Lately, there has been a surge in the use of mixed cultures for pollutant removal processes. This is partly due to the rise in the availability of molecular tools that aid the study of the composition and interactions within microbial communities. Nevertheless, mixed cultures can pose a challenge in their study and interpretation as the results may not always be consistent. In contrast, pure cultures enable more reliable data and a deeper insight into biodegradation mechanisms (Mohanty et al., 2023).

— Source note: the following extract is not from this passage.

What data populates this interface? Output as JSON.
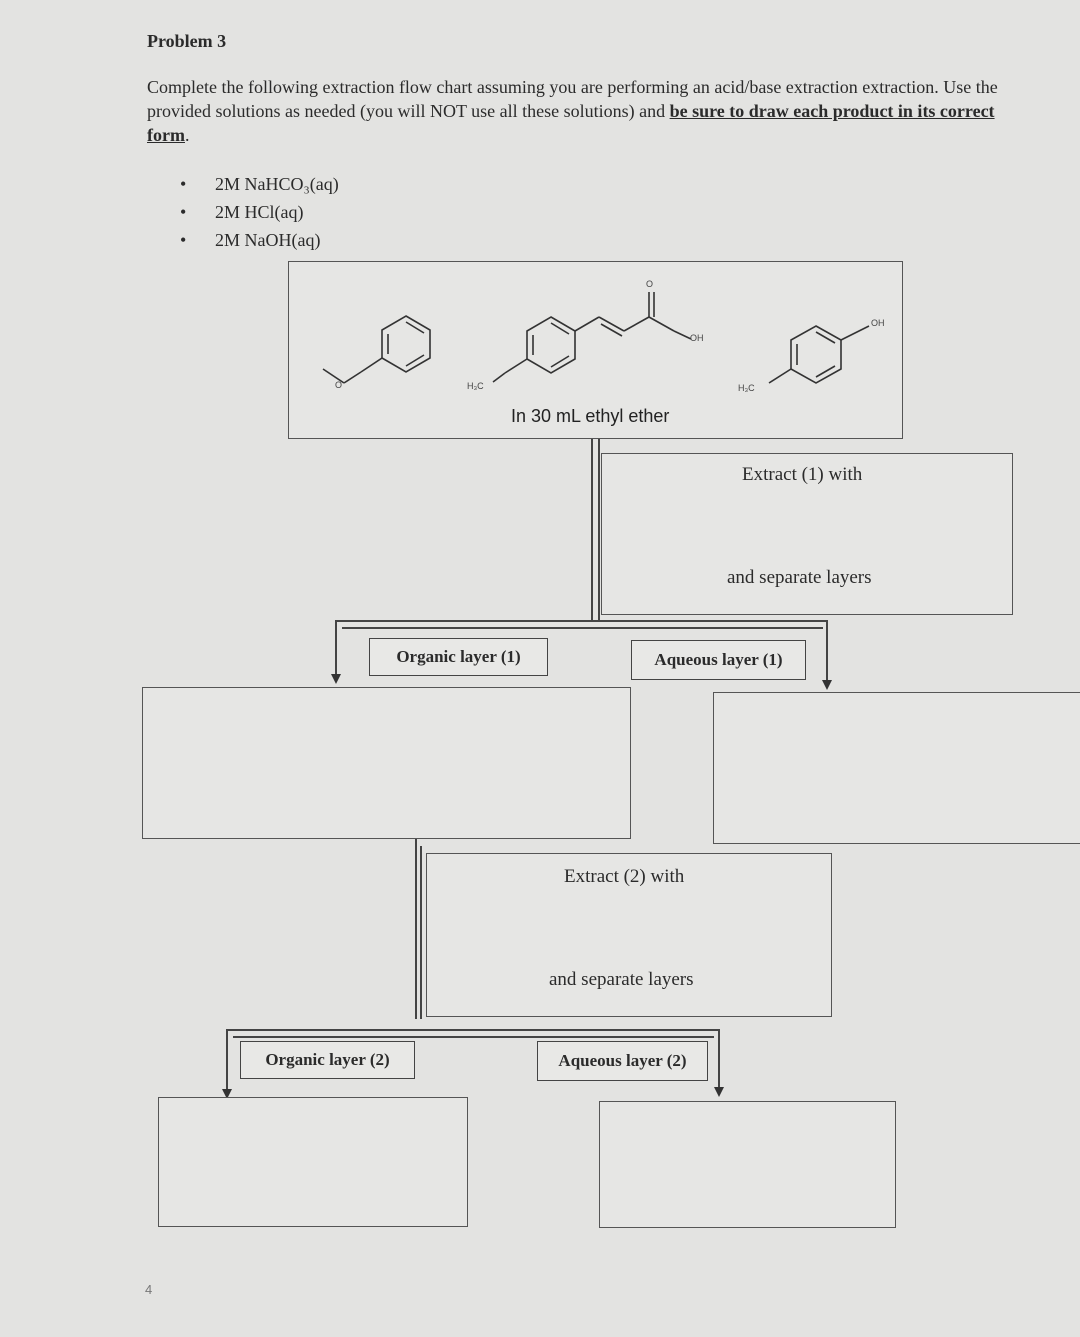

The current research investigates the treatment of water polluted with SNB dye and Cr(VI) using a mixed bacterial culture. The optimum conditions were determined as for the highest capacity demonstrated by the mixed bacterial culture to remove pollutants. Accordingly, the highest capacity occurred at pH 8 with a biomass concentration of 8% (v/v) of mixed culture (50 mg/L SNB dye and 25 mg/L Cr(VI)). Under these conditions, the removal percentages were 100% for both Cr(VI) and the SNB dye. The bacterial strains showing the highest bioremediation capacity were isolated and identified as M. oxydans and L. aridicollis. When the morphological changes of pure bacterial cultures were compared via SEM upon exposure to the pollutant, it was observed that the size of M. oxydans remained the same, while L. aridicollis decreased in size.

The presence of various functional groups and structures of the microorganisms that are involved in the removal mechanisms were confirmed by FTIR analysis, showing that both bacteria adapt structural alterations to cope with the new environment. Still these mechanisms seem to be different for each; while M. oxydans conformed by forming less lipids and more protein content, L. aridicollis did so by generating more lipids and protein content compared to their controls. The analysis of the lipid acyl chain and the ester C=O group characteristics suggest differences in the membrane-harbored components in both bacteria. The nucleic acid characteristics are also affected, implying structural modifications of cell components for adaptation.

To sum up, both the mixed cultures and the pure bacterial strains of M. oxydans and L. aridicollis have demonstrated promising potentials as microbial agents for the removal of both dye and heavy metal content from wastewaters.